CSM/SP: Registro de imóveis – Adjudicação compulsória – Averbação premonitória promovida antes do Registro da Venda do Imóvel – Princípio da concentração dos atos na matrícula e da publicidade registral – Oponibilidade erga omnes e direito de sequela – Adquirente do bem que tinha – ou deveria ter – Plena ciência da existência da ação de adjudicação compulsória referente ao imóvel – Efeitos da coisa julgada que atingem a adquirente do imóvel – Negócio ineficaz face ao credor – Hipótese de ineficácia relativa e não de invalidade – Inexistência de ofensa à continuidade registral – Óbice afastado – Apelação provida


Apelação Cível nº 0006156-39.2023.8.26.0344

Espécie: APELAÇÃO
Número: 0006156-39.2023.8.26.0344
Comarca: MARÍLIA

PODER JUDICIÁRIO

TRIBUNAL DE JUSTIÇA DO ESTADO DE SÃO PAULO

CONSELHO SUPERIOR DA MAGISTRATURA

Apelação Cível nº 0006156-39.2023.8.26.0344

Registro: 2024.0000738708

ACÓRDÃO

Vistos, relatados e discutidos estes autos de Apelação Cível nº 0006156-39.2023.8.26.0344, da Comarca de Marília, em que são apelantes CLARICE GUIZARDI DE SOUZA BASTOS, ANDRÉ GUIZARDI DE SOUZA BASTOS e RODRIGO GUIZARDI DE SOUZA BASTOS, é apelado 1º OFICIAL DE REGISTRO DE IMÓVEIS E ANEXOS DA COMARCA DE MARÍLIA.

ACORDAM, em Conselho Superior da Magistratura do Tribunal de Justiça de São Paulo, proferir a seguinte decisão: “Deram provimento à apelação, v.u.”, de conformidade com o voto do Relator, que integra este acórdão.

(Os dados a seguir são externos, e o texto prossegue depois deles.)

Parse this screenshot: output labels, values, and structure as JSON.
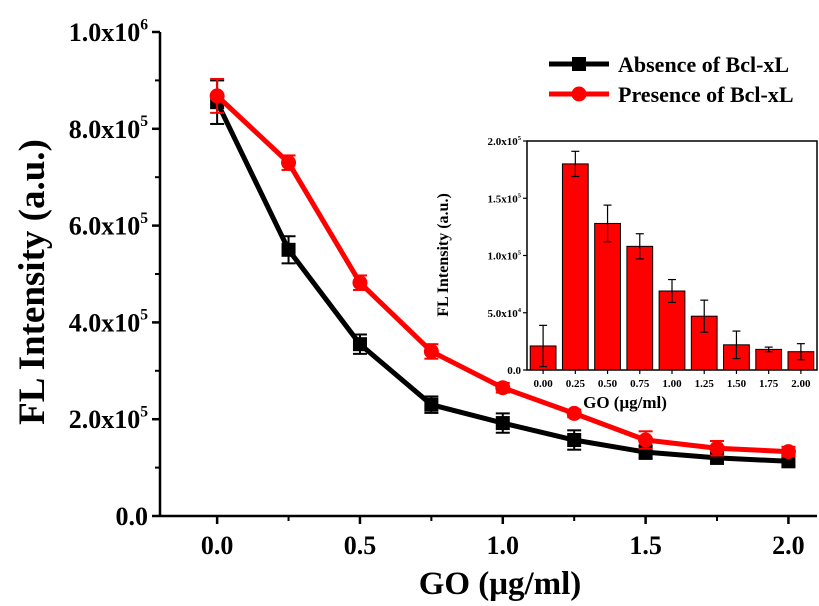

O julgamento teve a participação dos Exmos. Desembargadores FERNANDO TORRES GARCIA (PRESIDENTE TRIBUNAL DE JUSTIÇA) (Presidente), BERETTA DA SILVEIRA (VICE PRESIDENTE), XAVIER DE AQUINO (DECANO), JOSÉ LUIZ GAVIÃO DE ALMEIDA, HERALDO DE OLIVEIRA (PRES. SEÇÃO DE DIREITO PRIVADO) E CAMARGO ARANHA FILHO(PRES. SEÇÃO DE DIREITO CRIMINAL).

São Paulo, 2 de agosto de 2024.

FRANCISCO LOUREIRO

Corregedor Geral da Justiça e Relator

APELAÇÃO CÍVEL nº 0006156-39.2023.8.26.0344

Apelantes: Clarice Guizardi de Souza Bastos, André Guizardi de Souza Bastos e Rodrigo Guizardi de Souza Bastos

Apelado: 1º Oficial de Registro de Imóveis e Anexos da Comarca de Marília

VOTO Nº 43.490

Registro de imóveis – Adjudicação compulsória – Averbação premonitória promovida antes do Registro da Venda do Imóvel – Princípio da concentração dos atos na matrícula e da publicidade registral – Oponibilidade erga omnes e direito de sequela – Adquirente do bem que tinha – ou deveria ter – Plena ciência da existência da ação de adjudicação compulsória referente ao imóvel – Efeitos da coisa julgada que atingem a adquirente do imóvel – Negócio ineficaz face ao credor – Hipótese de ineficácia relativa e não de invalidade – Inexistência de ofensa à continuidade registral – Óbice afastado – Apelação provida.

Trata-se de apelação interposta por Clarice Guizardi de Souza BastosRodrigo Guizardi de Souza Bastos André Guizardi de Souza Bastos contra a r. sentença proferida pela MM.ª Juíza Corregedora Permanente do 1º Oficial de Registro de Imóveis, Títulos e Documentos e Civil de Pessoa Jurídica de Marília/SP, que manteve a recusa de registro da carta de adjudicação extraída dos autos do Processo nº 1011798-15.2019.8.26.0344, tendo por objeto o imóvel matriculado sob nº 8.308 junto à referida serventia extrajudicial (fls. 184/190).

Em síntese, sustentam os apelantes ser possível o registro pretendido, ante o trânsito em julgado da sentença que deferiu a adjudicação compulsória do imóvel matriculado sob nº 8.308 do 1º Oficial de Registro de Imóveis, Títulos e Documentos e Civil de Pessoa Jurídica de Marília/SP.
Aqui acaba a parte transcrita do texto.